07/12/2025
CSPOR-BCで行ったRESQ試験の追加解析結果を、シンガポールで開催された国際学会で、癌研有明病院 乳腺内科の青山先生にご発表いただきました。青山先生、素晴らしいご発表をありがとうございました。
研究の用語解説と概要は以下の通りです。
★PROとは?
PRO(Patient-Reported Outcomes)は、
患者さん自身が感じた症状や生活の困りごとを、患者さん自身が答える評価のことです。
例:
疲れやすさ
痛み
息切れ
日常生活のしやすさ
気持ちの落ち込み など
検査値や画像だけでは分からない、「患者さんの実感」をきちんと評価するために使われます。
★MIDとは?
MID(Minimal Important Difference)は、
患者さんにとって“意味がある”と感じられる最小の変化量のことです。
たとえばQOLの点数が少し良くなっても、
患者さんが「良くなった」と実感できない変化なら臨床的な意味は小さいかもしれません。
そこで、
「このくらい変わったら、患者さんにとって大事な変化です」
という目安を示すのがMIDです。
★何を使ってQOLを測ったのですか?
この研究では、世界で広く使われている質問票を用いました。
EORTC QLQ-C30:がん全般のQOLを測る
QLQ-BR23:乳がんに特化したQOLを測る
★★研究の内容★★
日本で行われた第3相RESQ試験では、HER2陰性の転移乳がんの患者さんがエリブリンまたはS-1を受けました。

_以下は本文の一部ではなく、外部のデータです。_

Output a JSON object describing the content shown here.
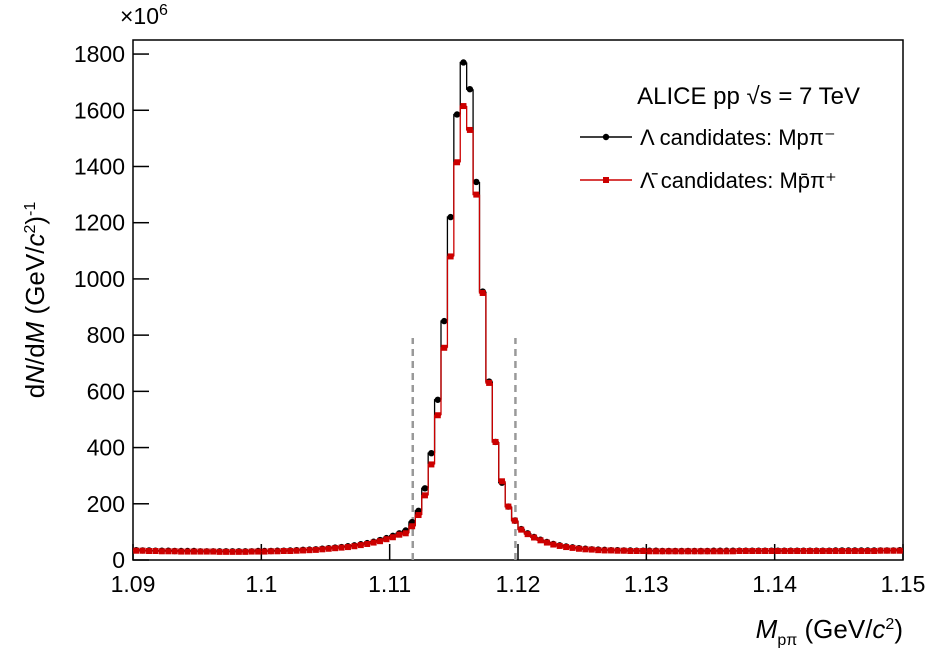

その中で、患者さんのQOLがどのくらい改善・悪化したら意味のある変化と言えるかを分析しました。
★何が分かったのですか?
QLQ-C30では、
改善・悪化の「意味のある変化量」の目安が複数の項目で示されました。
さらに、
乳がん特異的質問票QLQ-BR23のMIDを初めて示すことができました。
★この研究がなぜ大事なのですか?
この研究の価値は、とても実用的です。
1) QOLの結果が分かりやすくなる
臨床試験で
「QOLが○点改善しました」
と言われても、それが患者さんにとって本当に意味がある改善かは判断が難しいことがあります。
MIDがあると、
”患者さんの実感に基づいた解釈” がしやすくなります。
2) 未来の臨床試験がより良くなる
MIDは、
QOLを評価する試験設計
目標とする変化量の設定
結果の解釈
に役立ち、患者中心の研究を前に進める基盤になります。
まとめると、
患者さんの声(PRO)を、臨床的に意味のある形で解釈するための“ものさし(MID)”を作った研究です。
これにより、今後の乳がん治療研究で、「患者さんにとっての本当の価値」をより正確に示せるようになります。